As China aims to build a more efficient and environmentally-friendly economy, efficiency in the coal industry is now a growing concern. Official statistics showed it takes 2.45 tons of water on average in China to produce a ton of coal. The coal production rate in many small mines is as low as 25 per cent, and some byproducts, such as the coal-bed methane, is often wasted.

North China's Shanxi Province produced 600 million tons of coal last year, accounting for 26 per cent of China's coal output. Yu said Shanxi can guarantee an annual output of 700 million tons in the next five years, about a quarter of the country's predicted coal demand, by increasing the coal recovery rate the amount of coal that can be extracted from the coal-bed without more mining. It is currently shutting down the mines with an annual output below 90,000 tons and pushing those producing less than 200,000 tons per year to introduce more advanced, environmentally-friendly technologies.

"We will also introduce strategic partners to establish large-scale coal mine groups with highly competitive and advanced technologies," he said.

What's more, the local government will promote merger and acquisitions to reduce the number of mines to 2,500 by 2010 and ensure 80 per cent of the province's coal output comes from mines with an annual capacity above 1 million tons, said Yu.

Shanxi has shut down 4,876 illegal mines since last September and punished about 1,200 people, including more than 60 local officials who turned a blind eye to the illegal operations of the mines they invested in or harboured.

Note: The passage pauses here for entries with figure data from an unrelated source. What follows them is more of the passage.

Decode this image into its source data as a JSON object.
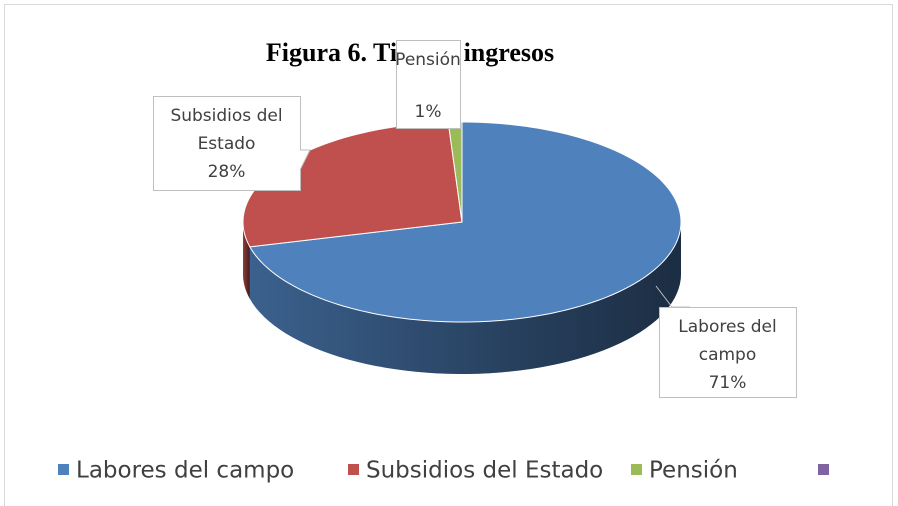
{
  "chart_data": {
    "type": "pie3d",
    "title": "Figura 6. Tipo de ingresos",
    "categories": [
      "Labores del campo",
      "Subsidios del Estado",
      "Pensión",
      null
    ],
    "values": [
      71,
      28,
      1,
      0
    ],
    "value_labels": [
      "71%",
      "28%",
      "1%",
      null
    ],
    "colors": [
      "#4f81bd",
      "#c0504d",
      "#9bbb59",
      "#8064a2"
    ],
    "legend": "bottom"
  }
}
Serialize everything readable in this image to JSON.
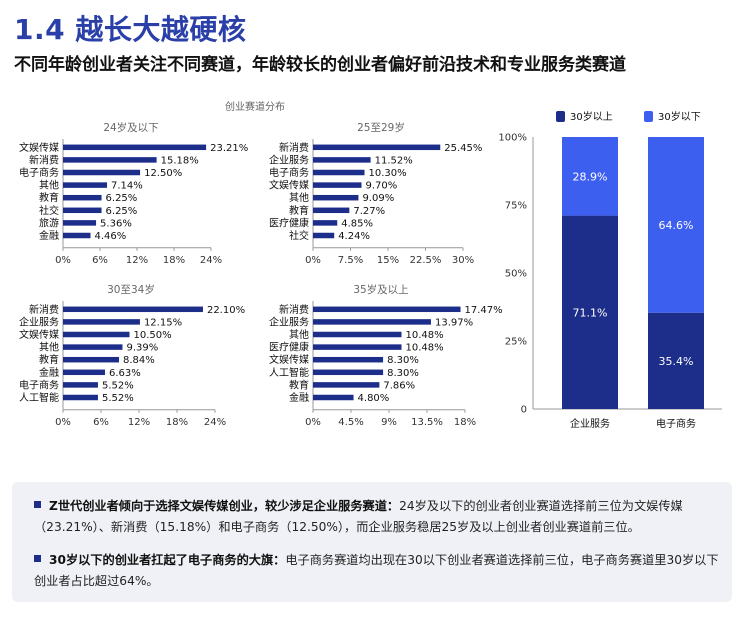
{
  "header": {
    "title": "1.4 越长大越硬核",
    "subtitle": "不同年龄创业者关注不同赛道，年龄较长的创业者偏好前沿技术和专业服务类赛道"
  },
  "chart_data": [
    {
      "type": "bar",
      "orientation": "horizontal",
      "title": "创业赛道分布",
      "subtitle": "24岁及以下",
      "categories": [
        "文娱传媒",
        "新消费",
        "电子商务",
        "其他",
        "教育",
        "社交",
        "旅游",
        "金融"
      ],
      "values": [
        23.21,
        15.18,
        12.5,
        7.14,
        6.25,
        6.25,
        5.36,
        4.46
      ],
      "labels": [
        "23.21%",
        "15.18%",
        "12.50%",
        "7.14%",
        "6.25%",
        "6.25%",
        "5.36%",
        "4.46%"
      ],
      "xlim": [
        0,
        24
      ],
      "xticks": [
        "0%",
        "6%",
        "12%",
        "18%",
        "24%"
      ]
    },
    {
      "type": "bar",
      "orientation": "horizontal",
      "subtitle": "25至29岁",
      "categories": [
        "新消费",
        "企业服务",
        "电子商务",
        "文娱传媒",
        "其他",
        "教育",
        "医疗健康",
        "社交"
      ],
      "values": [
        25.45,
        11.52,
        10.3,
        9.7,
        9.09,
        7.27,
        4.85,
        4.24
      ],
      "labels": [
        "25.45%",
        "11.52%",
        "10.30%",
        "9.70%",
        "9.09%",
        "7.27%",
        "4.85%",
        "4.24%"
      ],
      "xlim": [
        0,
        30
      ],
      "xticks": [
        "0%",
        "7.5%",
        "15%",
        "22.5%",
        "30%"
      ]
    },
    {
      "type": "bar",
      "orientation": "horizontal",
      "subtitle": "30至34岁",
      "categories": [
        "新消费",
        "企业服务",
        "文娱传媒",
        "其他",
        "教育",
        "金融",
        "电子商务",
        "人工智能"
      ],
      "values": [
        22.1,
        12.15,
        10.5,
        9.39,
        8.84,
        6.63,
        5.52,
        5.52
      ],
      "labels": [
        "22.10%",
        "12.15%",
        "10.50%",
        "9.39%",
        "8.84%",
        "6.63%",
        "5.52%",
        "5.52%"
      ],
      "xlim": [
        0,
        24
      ],
      "xticks": [
        "0%",
        "6%",
        "12%",
        "18%",
        "24%"
      ]
    },
    {
      "type": "bar",
      "orientation": "horizontal",
      "subtitle": "35岁及以上",
      "categories": [
        "新消费",
        "企业服务",
        "其他",
        "医疗健康",
        "文娱传媒",
        "人工智能",
        "教育",
        "金融"
      ],
      "values": [
        17.47,
        13.97,
        10.48,
        10.48,
        8.3,
        8.3,
        7.86,
        4.8
      ],
      "labels": [
        "17.47%",
        "13.97%",
        "10.48%",
        "10.48%",
        "8.30%",
        "8.30%",
        "7.86%",
        "4.80%"
      ],
      "xlim": [
        0,
        18
      ],
      "xticks": [
        "0%",
        "4.5%",
        "9%",
        "13.5%",
        "18%"
      ]
    },
    {
      "type": "bar",
      "stacked": true,
      "categories": [
        "企业服务",
        "电子商务"
      ],
      "series": [
        {
          "name": "30岁以上",
          "values": [
            71.1,
            35.4
          ],
          "labels": [
            "71.1%",
            "35.4%"
          ],
          "color": "#1d2d8a"
        },
        {
          "name": "30岁以下",
          "values": [
            28.9,
            64.6
          ],
          "labels": [
            "28.9%",
            "64.6%"
          ],
          "color": "#3d5ff0"
        }
      ],
      "ylim": [
        0,
        100
      ],
      "yticks": [
        "0",
        "25%",
        "50%",
        "75%",
        "100%"
      ],
      "legend": "top"
    }
  ],
  "colors": {
    "bar": "#1d2d8a",
    "accent": "#3d5ff0",
    "title": "#2a3fa8"
  },
  "summary": [
    {
      "bold": "Z世代创业者倾向于选择文娱传媒创业，较少涉足企业服务赛道：",
      "text": "24岁及以下的创业者创业赛道选择前三位为文娱传媒（23.21%）、新消费（15.18%）和电子商务（12.50%），而企业服务稳居25岁及以上创业者创业赛道前三位。"
    },
    {
      "bold": "30岁以下的创业者扛起了电子商务的大旗：",
      "text": "电子商务赛道均出现在30以下创业者赛道选择前三位，电子商务赛道里30岁以下创业者占比超过64%。"
    }
  ]
}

Coal accounted for 66 per cent in China's energy supply last year and is going to remain the top priority in the long-term energy strategy of China, which is wary of the heavy reliance on imported oil. China is now the world's second largest oil importer after the United States.

Yu said it is a priority in Shanxi's 11th Five-Year Guidelines (2006-10) to develop the more value-added coal chemical industries such as power-generating coke, coke oven gas and alcohol-ether fuel, in addition to fostering equipment manufacturing, the development of new resources and tourism.

About half of the coke supply in the world market is from Shanxi.

The province is not only famous for black coal. It also boasts many brilliant cultural legacies such as the Yungang Grottoes in Datong and well-preserved grand courtyards, formerly the homes of the country's richest bankers in ancient times.

Yu, previously the mayor of Shenzhen in South China's Guangdong Province, will lead a delegation to Hong Kong in early July to promote local business projects to overseas investors.